HTML5 prototyping with Node and Knockout

Over the past couple of months, a small team at Red Badger has been working on a number of HTML5 prototypes for an interesting client. Speed of development and easy iteration have been essential so we've taken the opportunity to try out a new technology stack which has given what we were looking for and is exciting the whole business.

Maybe a demanding prototype schedule isn't the ideal place to chuck away everything you're used to and start afresh, but actually a lot of the front-end development has built on tools and themes we've worked with throughout 2011 and we've found that the speed and ease of using Node has more than compensated for the learning curve. So, what have we been using?


Node - Underpinning everything we've been doing in our prototyping project; Node is fast, event-driven and built on Javascript. Its been fascinating for myself, as a primarily front end developer, and Stuart with an background to see how our respective specialisms are converging on a single set of tooling. The module loading system, NPM, which is similar to Ruby's Gem ecosystem, also makes it incredibly easy to pick up and play with the many extensions that are out there - and to create your own too.

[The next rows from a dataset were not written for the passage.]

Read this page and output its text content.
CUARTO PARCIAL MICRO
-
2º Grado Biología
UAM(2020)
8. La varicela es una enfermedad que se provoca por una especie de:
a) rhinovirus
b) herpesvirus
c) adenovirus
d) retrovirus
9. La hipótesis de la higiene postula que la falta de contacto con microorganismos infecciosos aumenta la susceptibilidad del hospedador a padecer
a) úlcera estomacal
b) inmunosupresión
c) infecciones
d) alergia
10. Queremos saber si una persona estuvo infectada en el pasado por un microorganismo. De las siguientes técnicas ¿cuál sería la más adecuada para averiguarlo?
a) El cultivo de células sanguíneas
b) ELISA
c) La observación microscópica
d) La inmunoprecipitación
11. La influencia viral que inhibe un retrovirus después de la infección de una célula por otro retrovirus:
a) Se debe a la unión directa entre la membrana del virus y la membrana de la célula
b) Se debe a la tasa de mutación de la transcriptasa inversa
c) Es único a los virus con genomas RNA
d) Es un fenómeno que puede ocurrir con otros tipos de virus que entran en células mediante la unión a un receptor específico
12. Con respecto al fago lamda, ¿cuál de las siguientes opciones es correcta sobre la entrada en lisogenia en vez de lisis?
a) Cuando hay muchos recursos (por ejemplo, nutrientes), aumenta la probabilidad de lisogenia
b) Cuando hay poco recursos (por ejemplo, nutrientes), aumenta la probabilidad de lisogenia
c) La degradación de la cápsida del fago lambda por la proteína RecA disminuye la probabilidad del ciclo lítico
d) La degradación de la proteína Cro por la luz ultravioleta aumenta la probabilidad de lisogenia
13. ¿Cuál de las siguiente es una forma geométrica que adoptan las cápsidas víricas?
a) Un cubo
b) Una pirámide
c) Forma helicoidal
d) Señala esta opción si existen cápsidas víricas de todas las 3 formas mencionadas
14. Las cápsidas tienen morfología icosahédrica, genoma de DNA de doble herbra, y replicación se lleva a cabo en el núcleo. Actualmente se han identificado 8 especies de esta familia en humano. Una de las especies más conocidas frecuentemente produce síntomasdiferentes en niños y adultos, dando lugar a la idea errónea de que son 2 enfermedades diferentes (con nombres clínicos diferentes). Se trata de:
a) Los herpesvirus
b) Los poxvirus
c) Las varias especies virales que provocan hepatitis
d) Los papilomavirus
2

Express - A development framework for Node, giving RESTful routing and content negotiation. After working with Open Rasta in .net MVC on a previous project, the ease of setting up applications using Express has been a delight.

Jade - With Express providing the application routing and view rendering, we next add Jade for templating. A HAML-style syntax, offering us simplicity and brevity but compiling to really well-formed HTML and easy to use with HTML5 data-* attributes for Knockout (which we'll come to later). In fact having used Jade for a while now I'm not sure I want to go back to writing "proper" HTML.

Step / Async - Node's asychronicity takes some getting used to after having worked with linear control flows for such a long time. Imagine AJAX callbacks as the fundamental way a language works - you can't rely on other parts of your application providing data at the moment you need them, so you need to be able to create queues for parallel and serial execution. Step and Async are two modules we've tried out for this, both have their benefits but Async seems to be slightly in the lead for what we're doing.

Now - The other great benefit of Node is its ability to serve real-time applications, and the Now module takes this to almost magical levels. Existing as a namespace on both the client and server simultaneously, you can call client methods from the server (and vice-versa) to push data instantly as a general or targetted broadcast. Seeing this in action has really convinced us that Node is something to get excited about, and has wowed the client too!


Knockout - We used Knockout on other projects throughout 2011, but with Node's inherent ability to supply real-time data its really coming to its own. It's a Javascript library implementing the MVVM (Model-View-View Model) pattern, which should be familiar to Silverlight developers, and makes rich UIs a breeze to update. The new 2.0 version, released during the Christmas break, removes the reliance on jQuery for its default templating which really opens up its flexibility.

Underscore - Described a 'utility-belt library' for Javascript, Underscore is another tool that is compimentary to the likes of jQuery and adds a whole raft of functional programming methods to objects and arrays (among other things). It also runs as a Node module so we can make use of it on both client and server, great for code consistency.

Ender - In fact with Knockout and Underscore at work, it was beginning to feel like jQuery had been relegated to just a "ready" utility, DOM selection and effects. That's a lot of weight for something we weren't using very much so as an alternative we're trying out Ender, which allows you to compile your own library from smaller modules - such as the lightweight DOM selector Qwery. And it all installs and builds in a similar approach to NPM.

LESS - A CSS pre-compiler, and another tool we used during 2011, but as a native Node module its integration is now much easier. If you're developing in a Node environment you can use it to watch for LESS file changes and compile locally (we also use on OS X), and then deploy the LESS and have the server startup create a complled and minifed version in production. Alongside Jade and Coffeescript its beginning to feel like compilation from more efficient syntaxes down to browser-readable files is becoming a key element to web development.

The whole picture

As well as this Javascript-oriented development we've also been trying out MongoDB and Redis for data storage as part of the stack, with equally encouraging results. And to make project compatibilty and pair programming between our Windows, Mac and Ubuntu users easier we've given JetBrains' Webstorm (and PHPStorm) IDE a thorough test drive - given it has all that familiar Reshaper goodness from their Visual Studio tools its looking like a great combination so far.

It might seem that, with all these Javascript-heavy technologies in HTML5 documents, older browers won't get a look in. As we're prototyping on this project perhaps its not important, but actually support is pretty good. Every view Node creates is sent as rendered HTML, just like any other web server, and in fact due to its speed we're finding that we can make sites less "AJAX-y" than we might otherwise - which of course is better overall for accessibility and discoverabilty. On the client side, Knockout is compatible back down to IE6 and even the 'magic' of Now is mobile compatible, with beta support for older IE versions. Of course we want to move away from those legacy browsers as much as any other developer, but if it's a client requirement this stack can still provide it.

So as a result of these experiences we're investigating using Node and its related technologies more widely at Red Badger during 2012, its already looking like its going to be an exciting year!